Rostocker Parteien und Sozialministerin Manuela Schwesig feierten selbst in Evershagen ein Straßenfest gegen rechts. Die Route der Nazis sollte lediglich einen Kilometer daran vorbeigehen.

Die Sitzblockade auf der Brücke über die Stadtautobahn

Währenddessen versucht ein breites linkes Bündnis den Aufmarsch der Rechtsextremen zu verhindern. An deren Sammelpunkt, dem Marktplatz Lütten Klein, werden dann Punkt 9 Uhr wichtige Knotenpunkte besetzt. Es kommt zu insgesamt drei Sitzblockaden auf der Abfahrt Lütten Klein der Stadtautobahn, der Helsinkier und der Petersburger Straße.

Die Stimmung innerhalb der Sitzblockade ist sehr gelassen, auch wenn man noch nicht weiß, wie lange man dort verharren muss. Über den Köpfen kreist ein Polizeihubschrauber und die Demonstranten sind von Polizeieinsatzkräften eingekesselt. Aber es bleibt erst einmal alles friedlich.

Dann gegen 11 Uhr die erste gute Nachricht von der Demoleitung – es sind erst wenige Nazis in Lütten Klein eingetroffen. Eine Stunde später wird’s dann aber doch noch brenzlig – im wahrsten Sinne des Wortes –eine Wiese steht in Flammen und es kommt zu starker Rauchentwicklung. Dadurch werden auch die Einsatzkräfte der Polizei sichtlich nervöser.

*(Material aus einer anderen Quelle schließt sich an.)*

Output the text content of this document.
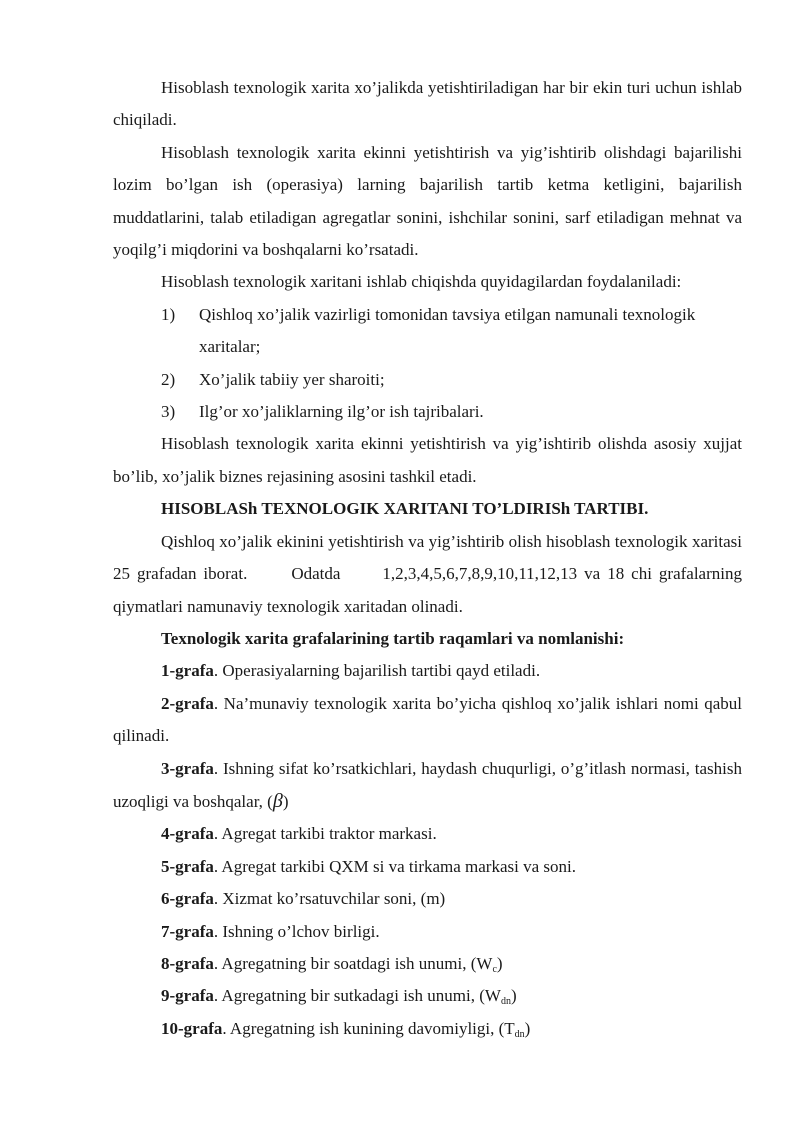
Hisoblash texnologik xarita xo’jalikda yetishtiriladigan har bir ekin turi uchun ishlab chiqiladi.

Hisoblash texnologik xarita ekinni yetishtirish va yig’ishtirib olishdagi bajarilishi lozim bo’lgan ish (operasiya) larning bajarilish tartib ketma ketligini, bajarilish muddatlarini, talab etiladigan agregatlar sonini, ishchilar sonini, sarf etiladigan mehnat va yoqilg’i miqdorini va boshqalarni ko’rsatadi.

Hisoblash texnologik xaritani ishlab chiqishda quyidagilardan foydalaniladi:

1)	Qishloq xo’jalik vazirligi tomonidan tavsiya etilgan namunali texnologik xaritalar;
2)	Xo’jalik tabiiy yer sharoiti;
3)	Ilg’or xo’jaliklarning ilg’or ish tajribalari.

Hisoblash texnologik xarita ekinni yetishtirish va yig’ishtirib olishda asosiy xujjat bo’lib, xo’jalik biznes rejasining asosini tashkil etadi.

HISOBLASh TEXNOLOGIK XARITANI TO’LDIRISh TARTIBI.

Qishloq xo’jalik ekinini yetishtirish va yig’ishtirib olish hisoblash texnologik xaritasi 25 grafadan iborat.	Odatda 1,2,3,4,5,6,7,8,9,10,11,12,13 va 18 chi grafalarning qiymatlari namunaviy texnologik xaritadan olinadi.

Texnologik xarita grafalarining tartib raqamlari va nomlanishi:

1-grafa. Operasiyalarning bajarilish tartibi qayd etiladi.

2-grafa. Na’munaviy texnologik xarita bo’yicha qishloq xo’jalik ishlari nomi qabul qilinadi.

3-grafa. Ishning sifat ko’rsatkichlari, haydash chuqurligi, o’g’itlash normasi, tashish uzoqligi va boshqalar, (β)

4-grafa. Agregat tarkibi traktor markasi.

5-grafa. Agregat tarkibi QXM si va tirkama markasi va soni.

6-grafa. Xizmat ko’rsatuvchilar soni, (m)

7-grafa. Ishning o’lchov birligi.

8-grafa. Agregatning bir soatdagi ish unumi, $(W_c)$

9-grafa. Agregatning bir sutkadagi ish unumi, $(W_{dn})$

10-grafa. Agregatning ish kunining davomiyligi, $(T_{dn})$
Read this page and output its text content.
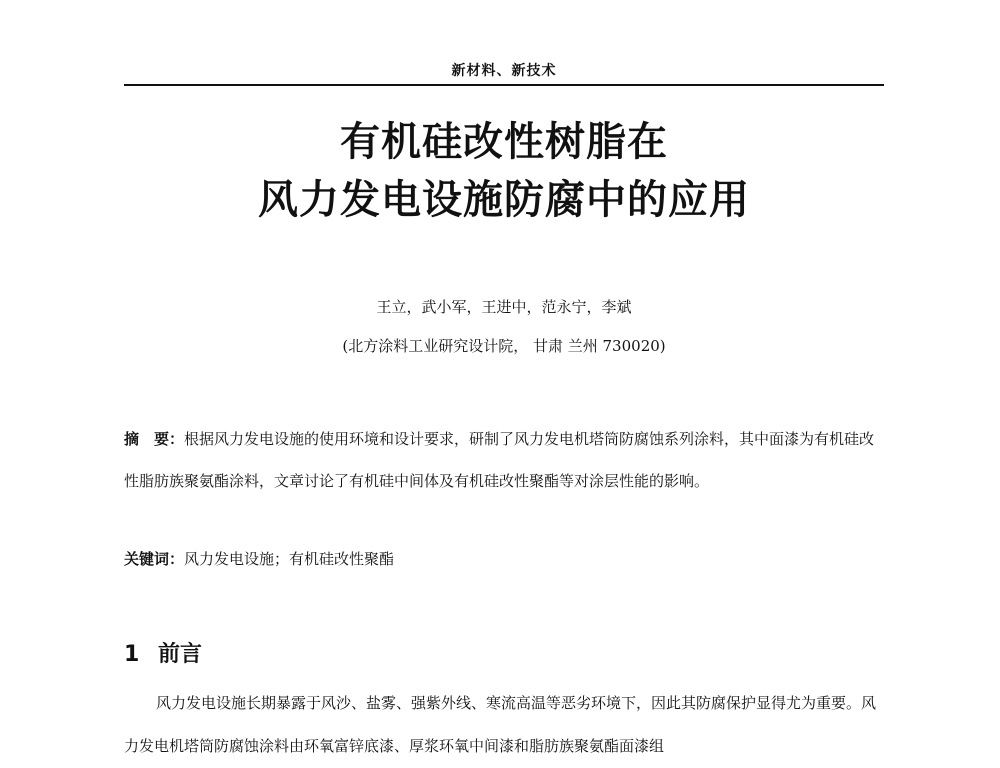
新材料、新技术
有机硅改性树脂在
风力发电设施防腐中的应用
王立，武小军，王进中，范永宁，李斌
(北方涂料工业研究设计院， 甘肃 兰州 730020)

摘　要：根据风力发电设施的使用环境和设计要求，研制了风力发电机塔筒防腐蚀系列涂料，其中面漆为有机硅改性脂肪族聚氨酯涂料，文章讨论了有机硅中间体及有机硅改性聚酯等对涂层性能的影响。

关键词：风力发电设施；有机硅改性聚酯
1 前言

风力发电设施长期暴露于风沙、盐雾、强紫外线、寒流高温等恶劣环境下，因此其防腐保护显得尤为重要。风力发电机塔筒防腐蚀涂料由环氧富锌底漆、厚浆环氧中间漆和脂肪族聚氨酯面漆组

Mittlerweile ist Udo Pastörs, der Fraktionsvorsitzende der NPD im Schweriner Landtag, mit etwa 600 Anhängern der rechten Szene in Lütten Klein versammelt – mehr als die Veranstalter geplant hatten.

NPD-Funktionär Udo Pastörs zieht mit Anhängern durch Rostock

Beamte schätzen, dass sich etwa 500 Leute in der Sitzblockade befinden – darunter auch Mitglieder des Landtags, wie Helmut Holter und Wolfgang Methling (Linke) sowie Reinhard Dankert (SPD).  Weitere linke Demonstranten, die zu der Blockade stoßen wollen, werden von Polizisten begleitet. Die Gruppe blockiert die Brücke über die Stadtautobahn. Der Demonstrationszug der Rechten sollt eigentlich genau hier entlanggehen.

Gegen halb eins machen sich dann etwa 600 Rechtsextreme zum Abmarsch bereit. Die Straßen in Zentrum von Lütten Klein sind komplett gesperrt. Es gibt insgesamt drei große Sitzblockaden. Die Stimmung ist ruhig. Man wartet, was jetzt passiert.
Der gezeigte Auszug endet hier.